Chegando lá, estacionei o carro e fui de casa em casa a pé. Na primeira casa, uma jovem me atendeu, mas disse que não poderia participar, pois era apenas a cuidadora da casa e seus patrões não estavam naquele momento, mas eu poderia ir à casa seguinte que eu provavelmente poderia ser atendida. Ao chegar nessa casa, a senhora que me atendeu ficou muito desconfiada do meu pedido. Perguntou se ela teria que pagar alguma coisa. Eu vi que ela não queria participar e não quis forçar nada. Agradeci a atenção e segui para a próxima casa. Na casa seguinte, fui atendida por uma jovem que depois de ouvir minha apresentação, chamou sua tia, que era a dona da casa. Repeti minha apresentação e ela concordou em participar, ainda curiosa sem saber ao certo do que se tratava. Quando expliquei mais uma vez, ela aceitou e disse que a única fotografia que tinha em casa era aquela da sala, apontando para uma fotopintura de seus dois filhos. Quando vi a fotopintura, fiquei feliz, pois seria meu primeiro registro para o Recordatório. Afirmei que aquilo era fotografia também e pedi para registrar. Ela me autorizou entrar e fotografar. Enquanto eu estava registrando a fotopintura, ouvi uma voz feminina gritar que eu não poderia entrar na casa de ninguém sem uma ordem judicial. Aquilo me assustou e eu recuei. Uma mulher de meia idade que aparentava ser uma vizinha da casa continuou a bradar que eu não podia entrar naquela casa. Naquele momento, tirei meus documentos e quis me apresentar para essa senhora. Ela disse que não queria saber quem eu era e que eu devia sair dali de dentro. Eu fiquei muito constrangida e vi que a senhora que havia me recebido estava ainda mais constrangida, sem saber o que fazer. Decidi recuar e não discutir naquele momento. Ao me retirar, fiz questão de apagar as imagens realizadas na frente da anfitriã. Agradeci a atenção e retornei para o meu carro.

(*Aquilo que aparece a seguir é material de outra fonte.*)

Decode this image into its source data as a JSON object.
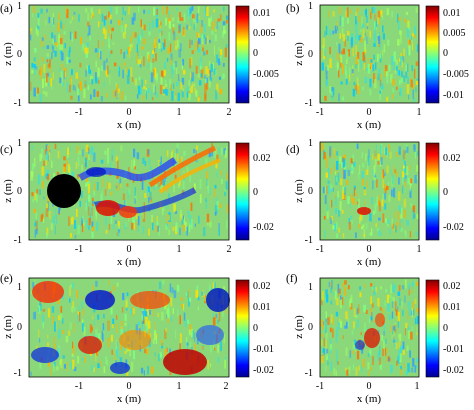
{
  "figure": {
    "panels": [
      {
        "label": "(a)",
        "xlabel": "x (m)",
        "ylabel": "z (m)",
        "xticks": [
          "-1",
          "0",
          "1",
          "2"
        ],
        "yticks": [
          "1",
          "0",
          "-1"
        ],
        "cbar_ticks": [
          "0.01",
          "0.005",
          "0",
          "-0.005",
          "-0.01"
        ],
        "has_cylinder": false
      },
      {
        "label": "(b)",
        "xlabel": "x (m)",
        "ylabel": "z (m)",
        "xticks": [
          "-1",
          "0",
          "1"
        ],
        "yticks": [
          "1",
          "0",
          "-1"
        ],
        "cbar_ticks": [
          "0.01",
          "0.005",
          "0",
          "-0.005",
          "-0.01"
        ],
        "has_cylinder": false
      },
      {
        "label": "(c)",
        "xlabel": "x (m)",
        "ylabel": "z (m)",
        "xticks": [
          "-1",
          "0",
          "1",
          "2"
        ],
        "yticks": [
          "1",
          "0",
          "-1"
        ],
        "cbar_ticks": [
          "0.02",
          "0",
          "-0.02"
        ],
        "has_cylinder": true
      },
      {
        "label": "(d)",
        "xlabel": "x (m)",
        "ylabel": "z (m)",
        "xticks": [
          "-1",
          "0",
          "1"
        ],
        "yticks": [
          "1",
          "0",
          "-1"
        ],
        "cbar_ticks": [
          "0.02",
          "0",
          "-0.02"
        ],
        "has_cylinder": false
      },
      {
        "label": "(e)",
        "xlabel": "x (m)",
        "ylabel": "z (m)",
        "xticks": [
          "-1",
          "0",
          "1",
          "2"
        ],
        "yticks": [
          "1",
          "0",
          "-1"
        ],
        "cbar_ticks": [
          "0.02",
          "0.01",
          "0",
          "-0.01",
          "-0.02"
        ],
        "has_cylinder": false
      },
      {
        "label": "(f)",
        "xlabel": "x (m)",
        "ylabel": "z (m)",
        "xticks": [
          "-1",
          "0",
          "1"
        ],
        "yticks": [
          "1",
          "0",
          "-1"
        ],
        "cbar_ticks": [
          "0.02",
          "0.01",
          "0",
          "-0.01",
          "-0.02"
        ],
        "has_cylinder": false
      }
    ],
    "colormap": [
      "#00008f",
      "#0000ff",
      "#00ffff",
      "#ffff00",
      "#ff0000",
      "#800000"
    ]
  }
}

Fiquei muito assustada com toda aquela confusão e por algum momento, não sabia mais se continuaria ou não. Afinal, eu havia solicitado a autorização da dona da casa e mesmo assim, não pude coletar aquela fotografia. O que me deixou mais assustada e até em dúvida de continuar ou não foi perceber que o fato de solicitar a fotografia mais antiga me colocava diretamente num local de intimidade com os possíveis colaboradores e eu não tinha aquela percepção até então.


Decidi seguir a estradinha de terra batida e continuar com minha coleta. Estava dirigindo e me tremendo ao mesmo tempo, diante de uma reação tão intempestiva. Eu estava assustada diante de tantas negativas e agora aquela situação de constrangimento. Perguntei-me mais uma vez se deveria mesmo seguir com a pesquisa. Mesmo trêmula, decidi continuar e enfrentar aquelas dificuldades com firmeza. Depois de seguir por um grande descampado, voltei a ver casas novamente, parei o carro e continuei na minha busca por registros. Parei na casa onde eu encontraria a primeira peça do Recordatório.